Dejé la carretera asfaltada que me llevó hasta el Mapuche y continué por caminos de tierra que las voces locales me recomendaban, lejos de motores, cerca de cencerros.

Cuando preguntaba por lagos pequeños e inhabitados a las gentes, tenía una idea en la cabeza para completar mi cruzada; un lago que reflejase bien las montañas, que estuviese limpio, que me diese leña, felicidad e intimidad en mi última noche en los bosques.

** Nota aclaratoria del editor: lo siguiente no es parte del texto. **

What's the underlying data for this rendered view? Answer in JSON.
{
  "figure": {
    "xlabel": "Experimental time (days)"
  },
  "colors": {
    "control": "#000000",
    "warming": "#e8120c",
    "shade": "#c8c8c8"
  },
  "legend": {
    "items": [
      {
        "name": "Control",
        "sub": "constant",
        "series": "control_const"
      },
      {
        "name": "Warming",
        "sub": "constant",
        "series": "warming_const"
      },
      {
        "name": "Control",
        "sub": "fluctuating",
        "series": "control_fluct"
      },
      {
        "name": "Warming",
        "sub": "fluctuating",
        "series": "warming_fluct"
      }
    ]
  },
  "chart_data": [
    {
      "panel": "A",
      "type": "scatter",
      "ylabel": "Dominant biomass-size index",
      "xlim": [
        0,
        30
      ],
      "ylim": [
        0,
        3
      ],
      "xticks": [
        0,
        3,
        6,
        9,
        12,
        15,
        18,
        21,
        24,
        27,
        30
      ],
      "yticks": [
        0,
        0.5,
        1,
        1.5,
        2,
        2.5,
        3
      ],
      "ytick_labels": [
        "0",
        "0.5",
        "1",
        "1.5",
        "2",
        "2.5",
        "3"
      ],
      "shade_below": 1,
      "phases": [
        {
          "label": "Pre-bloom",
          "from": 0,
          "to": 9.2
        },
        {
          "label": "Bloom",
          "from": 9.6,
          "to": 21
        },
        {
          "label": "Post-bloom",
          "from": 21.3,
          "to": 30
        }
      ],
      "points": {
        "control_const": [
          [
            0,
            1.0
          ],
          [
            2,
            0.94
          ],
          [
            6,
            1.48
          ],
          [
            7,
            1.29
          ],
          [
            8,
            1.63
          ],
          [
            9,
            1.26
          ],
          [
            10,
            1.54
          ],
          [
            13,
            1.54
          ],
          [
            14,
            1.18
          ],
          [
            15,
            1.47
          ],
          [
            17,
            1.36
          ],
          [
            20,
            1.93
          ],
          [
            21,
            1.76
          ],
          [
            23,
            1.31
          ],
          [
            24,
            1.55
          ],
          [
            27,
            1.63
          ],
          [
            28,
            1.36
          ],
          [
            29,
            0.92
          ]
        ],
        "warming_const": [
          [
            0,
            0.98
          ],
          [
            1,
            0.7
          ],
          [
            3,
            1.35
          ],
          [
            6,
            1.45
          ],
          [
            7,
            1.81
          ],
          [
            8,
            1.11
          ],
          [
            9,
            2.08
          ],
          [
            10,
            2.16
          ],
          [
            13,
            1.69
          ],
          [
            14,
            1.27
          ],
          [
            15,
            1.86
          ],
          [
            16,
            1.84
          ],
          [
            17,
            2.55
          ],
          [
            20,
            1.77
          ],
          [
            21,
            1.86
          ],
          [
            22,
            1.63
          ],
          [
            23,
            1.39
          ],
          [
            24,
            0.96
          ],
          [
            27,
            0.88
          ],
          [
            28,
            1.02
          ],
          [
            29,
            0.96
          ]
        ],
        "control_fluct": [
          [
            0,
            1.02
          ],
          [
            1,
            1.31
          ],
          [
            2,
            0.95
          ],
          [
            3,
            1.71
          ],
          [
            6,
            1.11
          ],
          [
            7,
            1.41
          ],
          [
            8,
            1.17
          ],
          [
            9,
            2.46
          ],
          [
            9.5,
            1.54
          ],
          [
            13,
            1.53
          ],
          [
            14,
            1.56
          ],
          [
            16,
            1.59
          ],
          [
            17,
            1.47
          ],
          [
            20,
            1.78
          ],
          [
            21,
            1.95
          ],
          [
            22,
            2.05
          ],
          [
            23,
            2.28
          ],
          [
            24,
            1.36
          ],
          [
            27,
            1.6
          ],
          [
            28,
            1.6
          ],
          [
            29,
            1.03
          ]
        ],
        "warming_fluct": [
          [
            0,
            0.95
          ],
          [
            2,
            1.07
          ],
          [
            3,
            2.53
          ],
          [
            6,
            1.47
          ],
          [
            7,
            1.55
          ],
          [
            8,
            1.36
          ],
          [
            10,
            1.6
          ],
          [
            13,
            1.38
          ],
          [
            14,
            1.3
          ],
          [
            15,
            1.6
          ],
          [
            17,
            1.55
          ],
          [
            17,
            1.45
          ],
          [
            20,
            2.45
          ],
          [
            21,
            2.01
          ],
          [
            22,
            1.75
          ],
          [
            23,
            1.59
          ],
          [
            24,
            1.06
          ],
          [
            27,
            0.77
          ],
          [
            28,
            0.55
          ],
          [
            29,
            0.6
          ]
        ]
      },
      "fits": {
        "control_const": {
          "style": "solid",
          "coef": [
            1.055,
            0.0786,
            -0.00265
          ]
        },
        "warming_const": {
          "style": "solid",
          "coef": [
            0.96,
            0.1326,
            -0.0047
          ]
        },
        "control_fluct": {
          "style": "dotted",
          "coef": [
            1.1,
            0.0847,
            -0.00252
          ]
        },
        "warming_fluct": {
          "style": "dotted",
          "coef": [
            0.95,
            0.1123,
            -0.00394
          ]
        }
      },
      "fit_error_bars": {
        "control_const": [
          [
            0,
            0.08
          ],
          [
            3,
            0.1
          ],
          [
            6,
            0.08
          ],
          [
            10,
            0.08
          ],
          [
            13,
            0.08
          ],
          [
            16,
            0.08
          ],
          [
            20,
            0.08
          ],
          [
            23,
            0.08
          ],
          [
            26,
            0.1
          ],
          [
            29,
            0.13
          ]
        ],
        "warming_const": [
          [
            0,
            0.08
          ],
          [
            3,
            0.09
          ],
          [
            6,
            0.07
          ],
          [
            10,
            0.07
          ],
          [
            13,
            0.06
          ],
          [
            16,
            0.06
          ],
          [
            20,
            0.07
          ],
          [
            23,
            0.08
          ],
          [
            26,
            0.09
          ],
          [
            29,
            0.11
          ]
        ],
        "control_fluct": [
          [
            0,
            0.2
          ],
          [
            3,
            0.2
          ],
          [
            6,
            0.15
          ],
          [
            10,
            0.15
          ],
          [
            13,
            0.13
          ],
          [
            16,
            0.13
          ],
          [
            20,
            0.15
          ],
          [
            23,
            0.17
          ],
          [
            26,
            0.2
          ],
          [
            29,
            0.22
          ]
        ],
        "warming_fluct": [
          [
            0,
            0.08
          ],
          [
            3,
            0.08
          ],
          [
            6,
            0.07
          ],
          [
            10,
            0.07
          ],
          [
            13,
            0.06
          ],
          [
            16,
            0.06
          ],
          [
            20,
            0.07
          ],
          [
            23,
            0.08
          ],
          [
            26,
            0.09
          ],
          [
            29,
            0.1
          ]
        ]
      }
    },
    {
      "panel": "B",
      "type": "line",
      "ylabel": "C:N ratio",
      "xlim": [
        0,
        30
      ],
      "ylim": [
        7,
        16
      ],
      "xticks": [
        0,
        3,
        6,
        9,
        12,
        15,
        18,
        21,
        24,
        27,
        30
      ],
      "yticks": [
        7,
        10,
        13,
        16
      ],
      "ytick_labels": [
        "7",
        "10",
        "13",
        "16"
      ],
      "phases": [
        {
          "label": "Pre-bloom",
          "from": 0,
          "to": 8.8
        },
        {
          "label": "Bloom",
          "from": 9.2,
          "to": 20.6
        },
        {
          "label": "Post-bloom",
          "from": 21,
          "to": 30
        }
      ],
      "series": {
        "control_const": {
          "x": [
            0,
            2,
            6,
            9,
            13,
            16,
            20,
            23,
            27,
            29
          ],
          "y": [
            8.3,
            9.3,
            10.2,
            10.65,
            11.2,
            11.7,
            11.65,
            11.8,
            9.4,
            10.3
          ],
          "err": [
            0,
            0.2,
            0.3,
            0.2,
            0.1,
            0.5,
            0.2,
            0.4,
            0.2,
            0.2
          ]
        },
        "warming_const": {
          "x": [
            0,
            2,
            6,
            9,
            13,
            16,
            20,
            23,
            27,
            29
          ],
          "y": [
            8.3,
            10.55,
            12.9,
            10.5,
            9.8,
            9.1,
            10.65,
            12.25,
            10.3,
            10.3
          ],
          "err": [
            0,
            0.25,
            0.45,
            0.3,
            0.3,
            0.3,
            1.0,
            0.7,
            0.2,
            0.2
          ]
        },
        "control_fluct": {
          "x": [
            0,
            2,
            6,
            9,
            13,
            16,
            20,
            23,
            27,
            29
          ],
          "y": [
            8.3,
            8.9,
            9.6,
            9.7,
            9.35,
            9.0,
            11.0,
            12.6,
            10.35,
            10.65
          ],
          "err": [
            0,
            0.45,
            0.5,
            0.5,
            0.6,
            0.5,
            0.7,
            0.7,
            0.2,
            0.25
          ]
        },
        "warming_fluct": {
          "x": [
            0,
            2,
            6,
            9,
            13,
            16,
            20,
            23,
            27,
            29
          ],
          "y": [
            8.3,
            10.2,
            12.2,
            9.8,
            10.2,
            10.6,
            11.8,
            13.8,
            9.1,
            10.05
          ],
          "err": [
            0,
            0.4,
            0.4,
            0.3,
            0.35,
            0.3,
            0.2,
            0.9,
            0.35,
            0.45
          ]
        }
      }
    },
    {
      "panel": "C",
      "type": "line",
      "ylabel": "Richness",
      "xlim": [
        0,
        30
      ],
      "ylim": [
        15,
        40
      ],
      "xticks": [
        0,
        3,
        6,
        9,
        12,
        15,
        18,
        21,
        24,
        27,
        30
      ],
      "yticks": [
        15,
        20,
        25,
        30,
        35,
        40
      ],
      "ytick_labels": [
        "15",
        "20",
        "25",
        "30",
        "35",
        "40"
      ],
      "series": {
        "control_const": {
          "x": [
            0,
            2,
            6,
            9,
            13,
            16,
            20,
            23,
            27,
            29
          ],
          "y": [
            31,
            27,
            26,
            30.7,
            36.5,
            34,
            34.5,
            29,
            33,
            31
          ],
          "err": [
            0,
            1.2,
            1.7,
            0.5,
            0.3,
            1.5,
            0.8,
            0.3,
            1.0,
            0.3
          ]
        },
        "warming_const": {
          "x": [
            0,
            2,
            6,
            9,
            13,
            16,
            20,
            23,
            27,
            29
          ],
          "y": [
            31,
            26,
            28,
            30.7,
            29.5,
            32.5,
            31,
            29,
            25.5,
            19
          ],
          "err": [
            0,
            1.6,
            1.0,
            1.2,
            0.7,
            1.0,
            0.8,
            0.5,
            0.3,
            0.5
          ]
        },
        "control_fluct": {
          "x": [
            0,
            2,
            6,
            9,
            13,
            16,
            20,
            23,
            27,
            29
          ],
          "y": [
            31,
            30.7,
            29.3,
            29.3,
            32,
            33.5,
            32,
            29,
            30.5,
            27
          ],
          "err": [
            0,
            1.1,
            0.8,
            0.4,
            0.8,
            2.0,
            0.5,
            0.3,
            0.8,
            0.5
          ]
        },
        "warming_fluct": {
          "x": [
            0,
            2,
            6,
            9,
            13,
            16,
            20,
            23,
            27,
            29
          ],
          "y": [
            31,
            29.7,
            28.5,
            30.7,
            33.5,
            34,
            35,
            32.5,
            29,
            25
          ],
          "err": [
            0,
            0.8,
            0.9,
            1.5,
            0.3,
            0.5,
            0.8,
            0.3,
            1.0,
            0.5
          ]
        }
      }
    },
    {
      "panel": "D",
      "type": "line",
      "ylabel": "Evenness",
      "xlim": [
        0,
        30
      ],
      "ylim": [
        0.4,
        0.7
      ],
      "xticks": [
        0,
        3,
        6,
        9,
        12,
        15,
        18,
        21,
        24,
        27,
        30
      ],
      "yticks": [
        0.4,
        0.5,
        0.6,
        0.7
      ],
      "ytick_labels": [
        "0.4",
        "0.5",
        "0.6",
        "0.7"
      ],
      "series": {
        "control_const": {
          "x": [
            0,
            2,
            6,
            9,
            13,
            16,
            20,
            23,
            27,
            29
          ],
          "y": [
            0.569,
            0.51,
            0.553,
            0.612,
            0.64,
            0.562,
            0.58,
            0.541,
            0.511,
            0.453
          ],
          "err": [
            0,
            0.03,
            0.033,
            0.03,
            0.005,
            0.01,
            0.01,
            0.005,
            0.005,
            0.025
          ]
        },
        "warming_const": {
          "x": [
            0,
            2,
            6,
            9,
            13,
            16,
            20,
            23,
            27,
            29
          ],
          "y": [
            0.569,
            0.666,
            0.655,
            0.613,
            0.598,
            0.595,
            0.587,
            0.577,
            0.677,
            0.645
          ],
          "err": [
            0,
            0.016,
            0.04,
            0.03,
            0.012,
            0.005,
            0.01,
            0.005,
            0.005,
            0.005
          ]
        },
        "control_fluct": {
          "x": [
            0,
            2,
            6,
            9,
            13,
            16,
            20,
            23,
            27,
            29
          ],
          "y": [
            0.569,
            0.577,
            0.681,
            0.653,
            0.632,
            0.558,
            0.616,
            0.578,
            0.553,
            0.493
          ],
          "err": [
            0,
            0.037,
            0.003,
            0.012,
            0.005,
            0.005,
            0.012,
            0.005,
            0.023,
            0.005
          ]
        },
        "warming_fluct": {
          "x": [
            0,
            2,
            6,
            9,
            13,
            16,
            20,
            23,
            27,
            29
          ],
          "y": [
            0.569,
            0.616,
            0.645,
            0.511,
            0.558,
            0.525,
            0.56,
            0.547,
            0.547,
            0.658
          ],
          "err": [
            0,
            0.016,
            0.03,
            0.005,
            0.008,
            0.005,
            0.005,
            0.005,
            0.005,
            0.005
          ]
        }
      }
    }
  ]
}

Me hablaron de uno o dos que estaban a varios kilómetros, y caminé tranquilo surcando tierras de gentes humildes, ganado, casas de madera coloreadas, grandes árboles, manzanas y voilá!: castaños como los de mi tierra, que en este otoño ya dejan las castañas limpias y brillantes en los caminos, listas para llenarme los bolsillos y recordar los domingos en casa o las señoras que las venden a docenas en las calles del Raval.

Siguiendo indicaciones encontré el laguito y al hombre que me dijeron que vería cerca construyendo su casa. Hube de pedirle permiso para acampar por sus tierras, con miedo, pero esta gente siempre se sorprende de que un extranjero quiera acampar en un lugar que o bien no tiene atractivo para él, o bien le halaga por que vengan a su propiedad. Hombre humilde es generoso, y aún tratándome por loco, a lo que ya estoy acostumbrado, buscó el chiste, me convidó amistosamente a carne, me ofreció leña y como gol, conseguí su permiso para utilizar su barquita, lo que me daba esa satisfacción del caminante: la de sentir que estaba en el lugar correcto o de que no había caminado en vano, pues obviamente se venía un regalo de día.

Con el tiempo justo escogí el lugar -no es fácil-, instalé mis cosas y me calenté una cena. Hasta monté la hamaca, todo el despliegue para despedirme del sol de hoy y de los Andes de este viaje. Orienté la tienda pensando en mi despertar, en el despertar que tenía en la cabeza sin concretar pero que fue tan bonito al concretarse como lo que había imaginado.